Frutarom Industries Ltd. (FRUT) is considering a merger as the maker of flavors for Coca-Cola Co. (KO) and Nestle SA (NESN) pursues at least 20 acquisition targets around the world, Chief Executive Officer Ori Yehudai said.
“We are open to discuss opportunities, which we are doing, to merge with larger companies,” Yehudai said in a March 6 interview at Bloomberg’s Tel Aviv office. “There is more than one target that is interesting where we believe that putting the two companies together will create a nice value to Frutarom shareholders.”
Shares of the Haifa, Israel-based company, have more than tripled from their three-year low of 26.98 shekels in September 2011 and Beni Dekel, analyst at Tel Aviv-based Union Bank of Israel, expects them to rise another 14 percent this year as the company continues its buying spree.
Frutarom, the world’s seventh-largest maker of flavors, bought 29 companies since 2001, according to company data. There are about 700 businesses in the $23 billion flavors and perfume market, with the top 10 controlling more than 75 percent, according to Leffingwell & Associates, which provides data to the industry.
“We will do more acquisitions this year with a focus on small and mid-sized targets.” Yehudai said. “We will also look at much bigger potentials, which could even be the size of Frutarom itself,” with a deal expected in the next year or two, he said.
‘Hundreds of Millions’
The company is actively speaking with at least 20 targets and is weighing possible acquisitions in Asia, South Africa, Central America and Latin America, Yehudai said. Frutarom, which competes with Vernier, Switzerland-based Givaudan SA (GIVN), fell 1.8 percent to 89.35 shekels at the close in Tel Aviv, giving the company a market value of 5.2 billion shekels ($1.5 billion).

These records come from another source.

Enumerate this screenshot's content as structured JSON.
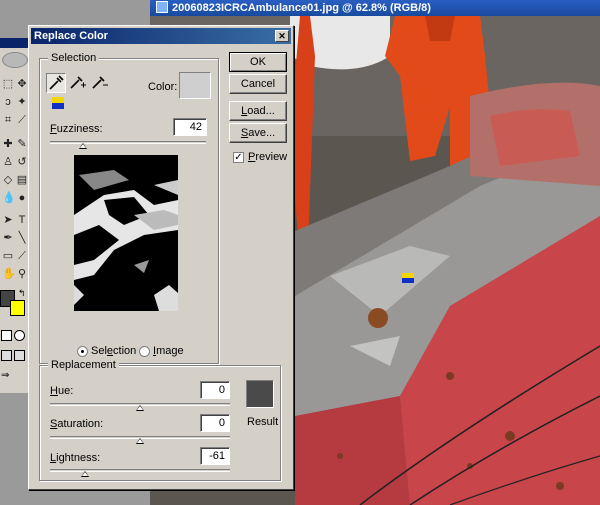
{
  "document": {
    "title": "20060823ICRCAmbulance01.jpg @ 62.8% (RGB/8)"
  },
  "dialog": {
    "title": "Replace Color",
    "selection_group": {
      "label": "Selection",
      "color_label": "Color:",
      "color_value": "#cfcfcf",
      "fuzziness_label": "Fuzziness:",
      "fuzziness_value": "42",
      "fuzziness_fraction": 0.21,
      "view_options": [
        {
          "label": "Selection",
          "checked": true
        },
        {
          "label": "Image",
          "checked": false
        }
      ]
    },
    "buttons": {
      "ok": "OK",
      "cancel": "Cancel",
      "load": "Load...",
      "save": "Save..."
    },
    "preview": {
      "label": "Preview",
      "checked": true,
      "mark": "✓"
    },
    "replacement_group": {
      "label": "Replacement",
      "hue_label": "Hue:",
      "hue_value": "0",
      "hue_fraction": 0.5,
      "saturation_label": "Saturation:",
      "saturation_value": "0",
      "saturation_fraction": 0.5,
      "lightness_label": "Lightness:",
      "lightness_value": "-61",
      "lightness_fraction": 0.195,
      "result_label": "Result",
      "result_color": "#4a4a4a"
    }
  },
  "toolbox": {
    "foreground_color": "#444444",
    "background_color": "#ffff00",
    "icons": [
      "marquee-icon",
      "lasso-icon",
      "crop-icon",
      "heal-icon",
      "brush-icon",
      "stamp-icon",
      "history-brush-icon",
      "eraser-icon",
      "gradient-icon",
      "blur-icon",
      "dodge-icon",
      "path-select-icon",
      "type-icon",
      "pen-icon",
      "shape-icon",
      "notes-icon",
      "eyedropper-icon",
      "hand-icon",
      "zoom-icon"
    ]
  }
}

“Frutarom can be expected to buy a significant company for hundreds of millions of dollars soon,” Union Bank’s Dekel said. He last month raised Frutarom’s rating to buy from market perform with a price estimate of 104 shekels.
Frutarom in February bought Florida-based Citrasource for $7.5 million, its first purchase this year. It made four acquisitions in 2013 and three in 2012, according to a company presentation published last month. The purchases were mainly made in emerging markets and the U.S., which account for 46 percent and 11 percent of sales respectively.
Competitors seeking acquisitions in a rapidly consolidating industry have approached Frutarom, according to Yehudai. The company has no plans to sell, he said.
Frutarom had equity of $496 million as of the end of September and debt of about $164 million, according to data compiled by Bloomberg. The flavor maker is on track to reach its $1 billion revenue target within the next two years, Yehudai said. Sales for 2013 are expected to increase 27 percent to 784 million shekels, according to the presentation.
“The company is in a position where it can allow itself to continue on the acquisition path and fend off acquisition offers,” Guil Bashan, analyst at IBI-Israel Brokerage & Investments Ltd., said by phone March 9.